Hodgkin’s Lymphoma (HL) is a cancer of the lymphatic system, a network of tissues and organs that help the body fight infection. The disease originates in B lymphocytes, a type of white blood cell, leading to the uncontrolled growth of abnormal cells usually within the lymph nodes. HL development is not fully understood, but it results from a complex interaction between genetic predisposition, immune system function, and environmental factors. Therefore, determining if HL is hereditary requires a nuanced answer.
Family History and Clustering
HL is generally not inherited in a simple Mendelian fashion, meaning it is not dictated by a single gene.

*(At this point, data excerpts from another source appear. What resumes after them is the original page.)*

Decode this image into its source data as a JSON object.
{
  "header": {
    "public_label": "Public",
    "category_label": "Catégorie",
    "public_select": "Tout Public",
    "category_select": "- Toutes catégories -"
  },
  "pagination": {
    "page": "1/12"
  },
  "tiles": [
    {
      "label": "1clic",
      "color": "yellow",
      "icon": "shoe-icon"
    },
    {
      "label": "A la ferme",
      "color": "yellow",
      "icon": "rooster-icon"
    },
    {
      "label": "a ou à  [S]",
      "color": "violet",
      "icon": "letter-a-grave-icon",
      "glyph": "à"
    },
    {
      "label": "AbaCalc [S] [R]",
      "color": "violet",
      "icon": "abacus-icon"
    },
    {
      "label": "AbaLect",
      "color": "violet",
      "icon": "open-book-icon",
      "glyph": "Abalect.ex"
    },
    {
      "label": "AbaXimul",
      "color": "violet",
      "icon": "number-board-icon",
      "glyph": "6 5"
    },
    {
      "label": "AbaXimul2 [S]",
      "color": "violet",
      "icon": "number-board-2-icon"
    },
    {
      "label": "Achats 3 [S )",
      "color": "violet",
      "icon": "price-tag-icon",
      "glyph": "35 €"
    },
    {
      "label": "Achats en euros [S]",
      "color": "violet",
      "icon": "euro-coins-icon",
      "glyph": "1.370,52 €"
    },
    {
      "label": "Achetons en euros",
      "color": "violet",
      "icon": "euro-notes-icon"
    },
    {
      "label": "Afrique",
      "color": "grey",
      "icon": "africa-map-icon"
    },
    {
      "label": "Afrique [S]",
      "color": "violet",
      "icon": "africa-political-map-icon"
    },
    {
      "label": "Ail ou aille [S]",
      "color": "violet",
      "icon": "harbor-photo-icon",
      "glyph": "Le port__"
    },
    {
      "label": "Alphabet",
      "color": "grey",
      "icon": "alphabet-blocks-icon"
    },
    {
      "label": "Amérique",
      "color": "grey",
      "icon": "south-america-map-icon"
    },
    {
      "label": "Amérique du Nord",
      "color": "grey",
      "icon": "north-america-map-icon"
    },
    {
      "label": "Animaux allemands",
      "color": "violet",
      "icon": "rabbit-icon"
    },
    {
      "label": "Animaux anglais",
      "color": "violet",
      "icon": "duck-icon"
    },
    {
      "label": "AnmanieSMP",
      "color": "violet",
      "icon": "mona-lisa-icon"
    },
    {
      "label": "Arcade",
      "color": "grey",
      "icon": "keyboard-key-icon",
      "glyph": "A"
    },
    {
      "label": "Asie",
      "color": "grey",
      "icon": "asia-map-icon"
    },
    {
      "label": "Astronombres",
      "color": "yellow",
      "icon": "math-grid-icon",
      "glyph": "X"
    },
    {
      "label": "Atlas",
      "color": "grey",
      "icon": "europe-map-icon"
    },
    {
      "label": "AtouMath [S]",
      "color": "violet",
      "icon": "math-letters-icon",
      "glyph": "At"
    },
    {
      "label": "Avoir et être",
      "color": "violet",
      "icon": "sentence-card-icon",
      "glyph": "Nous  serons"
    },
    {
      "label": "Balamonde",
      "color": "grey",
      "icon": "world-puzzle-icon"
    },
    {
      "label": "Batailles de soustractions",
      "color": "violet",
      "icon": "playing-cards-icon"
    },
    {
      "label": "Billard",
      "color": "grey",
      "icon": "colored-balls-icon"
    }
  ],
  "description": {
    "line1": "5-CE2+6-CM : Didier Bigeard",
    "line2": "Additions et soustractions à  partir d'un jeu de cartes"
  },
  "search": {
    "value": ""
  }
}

However, the risk increases significantly if there is a family history, a pattern known as familial clustering. This clustering suggests a shared genetic susceptibility or exposure to common environmental factors.
The risk is highest among first-degree relatives (parents, siblings, or children). First-degree relatives face approximately a three-fold increase in their lifetime risk of developing HL compared to the general population. For siblings, this risk is particularly elevated, showing about a six-fold increase.
The strongest evidence for a genetic component comes from twin studies, which show a very high concordance rate for identical twins. The lifetime risk for an identical twin of an affected individual can be up to 57-fold higher than the general population. The absolute risk for any one family member remains low, as HL is a relatively uncommon cancer.
Genetic Susceptibility Factors
The biological basis for familial clustering lies in specific genetic variations that influence immune system function. The most well-established genetic link to HL risk is the Human Leukocyte Antigen (HLA) region on chromosome 6. This region contains genes that regulate the immune response by helping T-cells recognize foreign invaders.
Variations in certain HLA alleles can increase or decrease an individual’s risk of developing HL. Specific HLA class II alleles have been linked to increased risk, while others offer a protective effect. This suggests that inherited genetic variants predispose a person by making their immune system less effective at clearing precursor cells that could develop into lymphoma.
Genome-wide association studies have identified several other low-penetrance susceptibility loci outside of the HLA region. These include genetic variants near genes like REL, PVT1, and GATA3, which are involved in cell survival and immune cell development. These individual variants carry a small risk, but their co-inheritance collectively contributes to the overall inherited susceptibility to HL.
Environmental and Immune System Triggers
Genetic predisposition alone is generally not enough to cause HL; external factors must interact with the inherited risk. One strongly implicated environmental trigger is the Epstein-Barr Virus (EBV), a common virus that causes infectious mononucleosis. A prior EBV infection, particularly during adolescence or young adulthood, is linked to an increased risk of later developing HL.
EBV is found in the tumor cells of approximately 30% to 40% of classical HL cases. The virus transforms healthy B lymphocytes by expressing proteins that help the infected cells survive and proliferate. EBV-positive HL cases often show a different clinical and pathological profile than EBV-negative cases.
A compromised immune system from other causes also increases the likelihood of developing HL. Conditions that suppress the immune system, such as Human Immunodeficiency Virus (HIV) infection or the use of immunosuppressive drugs after an organ transplant, are associated with a higher incidence. This highlights how the body’s inability to eliminate abnormal B-cells is a fundamental step in the disease process.
Managing Risk for Family Members
For individuals with a family history of HL, proactive awareness is the most practical form of risk management. While no standard genetic screening test is available, maintaining overall health supports immune function, including avoiding tobacco use and maintaining a healthy body weight.
The most actionable step is awareness of the common, non-specific symptoms of HL. These symptoms include persistent, painless swelling of lymph nodes in the neck, armpit, or groin, unexplained fever, drenching night sweats, or significant weight loss. Prompt medical evaluation for concerning symptoms ensures early diagnosis, which significantly improves prognosis.
Family members concerned about inherited risk can seek advice from a genetic counselor or cancer specialist. These professionals review the family’s history and provide a personalized assessment of the absolute risk. Genetic testing is primarily used in research settings and does not currently dictate a specific clinical surveillance protocol for healthy relatives.